May 16, 2008
STATE OF NEW JERSEY, PLAINTIFF-RESPONDENT,
LAWRENCE THOMAS, DEFENDANT-APPELLANT.
On appeal from the Superior Court of New Jersey, Monmouth County, Law Division, 05-11-2393.
NOT FOR PUBLICATION WITHOUT THE APPROVAL OF THE APPELLATE DIVISION
Submitted May 6, 2008
Before Judges Coburn and Fuentes.
A Monmouth County Grand Jury charged defendant with possession of heroin, N.J.S.A. 2C:35-10a(1) (count one); possession of heroin with intent to distribute, N.J.S.A. 2C:35-5b(3) (count two); possession of heroin within a thousand feet of a school with intent to distribute, N.J.S.A. 2C:35-7 (count three); possession of heroin within 500 feet of a public housing facility with an intent to distribute, N.J.S.A. 2C:35-7.1 (count four); possession of cocaine, N.J.S.A. 2C:35-10a(1) (count five); possession of cocaine with intent to distribute, N.J.S.A. 2c:35-5b(3) (count six); possession of cocaine within a thousand feet of a school with intent to distribute, N.J.S.A. 2C:35-7 (count seven); and possession of cocaine within 500 feet of a public housing facility with intent to distribute, N.J.S.A. 2C:35-7.1 (count eight).
Before trial the prosecutor dismissed counts four and eight, and defendant was found guilty on the remaining counts.
Defendant was sentenced in the aggregate to a five-year term of imprisonment with three years of parole ineligibility. Defendant appeals and we affirm.

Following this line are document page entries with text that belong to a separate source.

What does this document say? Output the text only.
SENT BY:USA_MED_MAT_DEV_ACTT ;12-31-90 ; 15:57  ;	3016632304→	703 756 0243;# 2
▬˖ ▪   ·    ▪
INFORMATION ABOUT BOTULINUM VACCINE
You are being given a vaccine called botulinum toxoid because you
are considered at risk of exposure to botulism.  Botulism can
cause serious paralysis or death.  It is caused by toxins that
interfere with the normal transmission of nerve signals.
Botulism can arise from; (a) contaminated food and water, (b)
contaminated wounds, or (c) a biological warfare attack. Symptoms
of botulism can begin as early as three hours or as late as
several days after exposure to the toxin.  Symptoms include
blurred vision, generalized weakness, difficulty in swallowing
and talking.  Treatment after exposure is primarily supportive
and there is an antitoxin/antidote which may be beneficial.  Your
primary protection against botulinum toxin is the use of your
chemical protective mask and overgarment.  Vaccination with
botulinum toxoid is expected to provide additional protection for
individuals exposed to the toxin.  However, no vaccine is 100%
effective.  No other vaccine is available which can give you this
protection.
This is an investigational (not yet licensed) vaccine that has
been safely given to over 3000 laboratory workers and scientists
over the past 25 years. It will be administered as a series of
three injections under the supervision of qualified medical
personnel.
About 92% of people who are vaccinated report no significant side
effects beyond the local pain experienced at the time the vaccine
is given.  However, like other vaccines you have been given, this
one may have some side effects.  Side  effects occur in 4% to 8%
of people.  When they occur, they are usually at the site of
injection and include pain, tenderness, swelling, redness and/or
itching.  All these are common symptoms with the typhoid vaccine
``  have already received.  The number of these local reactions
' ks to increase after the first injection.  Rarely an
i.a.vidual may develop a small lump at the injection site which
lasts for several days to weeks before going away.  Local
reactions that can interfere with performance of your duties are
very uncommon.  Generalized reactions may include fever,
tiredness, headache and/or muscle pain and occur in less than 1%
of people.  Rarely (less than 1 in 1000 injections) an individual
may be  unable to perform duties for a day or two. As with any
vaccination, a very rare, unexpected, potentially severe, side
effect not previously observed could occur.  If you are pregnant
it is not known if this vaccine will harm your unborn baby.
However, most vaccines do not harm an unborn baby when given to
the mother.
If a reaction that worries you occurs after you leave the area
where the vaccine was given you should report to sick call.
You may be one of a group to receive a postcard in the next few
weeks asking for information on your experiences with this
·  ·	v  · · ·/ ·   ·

On July 23, 2005, a team of officers, executing a search warrant, entered defendant's home. Defendant responded to the entry by getting up from a seat at the table, and trying to leave the kitchen, he made a throwing motion with his hand and something fell on the floor in the closet. Defendant stopped, raised his hands over his head, and was handcuffed. Sergeant Jason Roebeck observed those events.
Roebeck left the kitchen to secure other parts of the house, including the upstairs, then returned to the kitchen. Another officer, Todd Coleman, entered the kitchen. Roebeck told Coleman what he had seen in the kitchen, checked the closet for whatever had fallen on the ground, and observed small plastic baggies containing what looked like crack-cocaine, and white residue.
At this time, there were a number of other people in the house. The officers brought them into the living room.
Coleman read defendant and the others their Miranda rights, generally, and not to anyone one person in particular. Defendant then said that all the drugs were his and did not belong to anyone else in the house.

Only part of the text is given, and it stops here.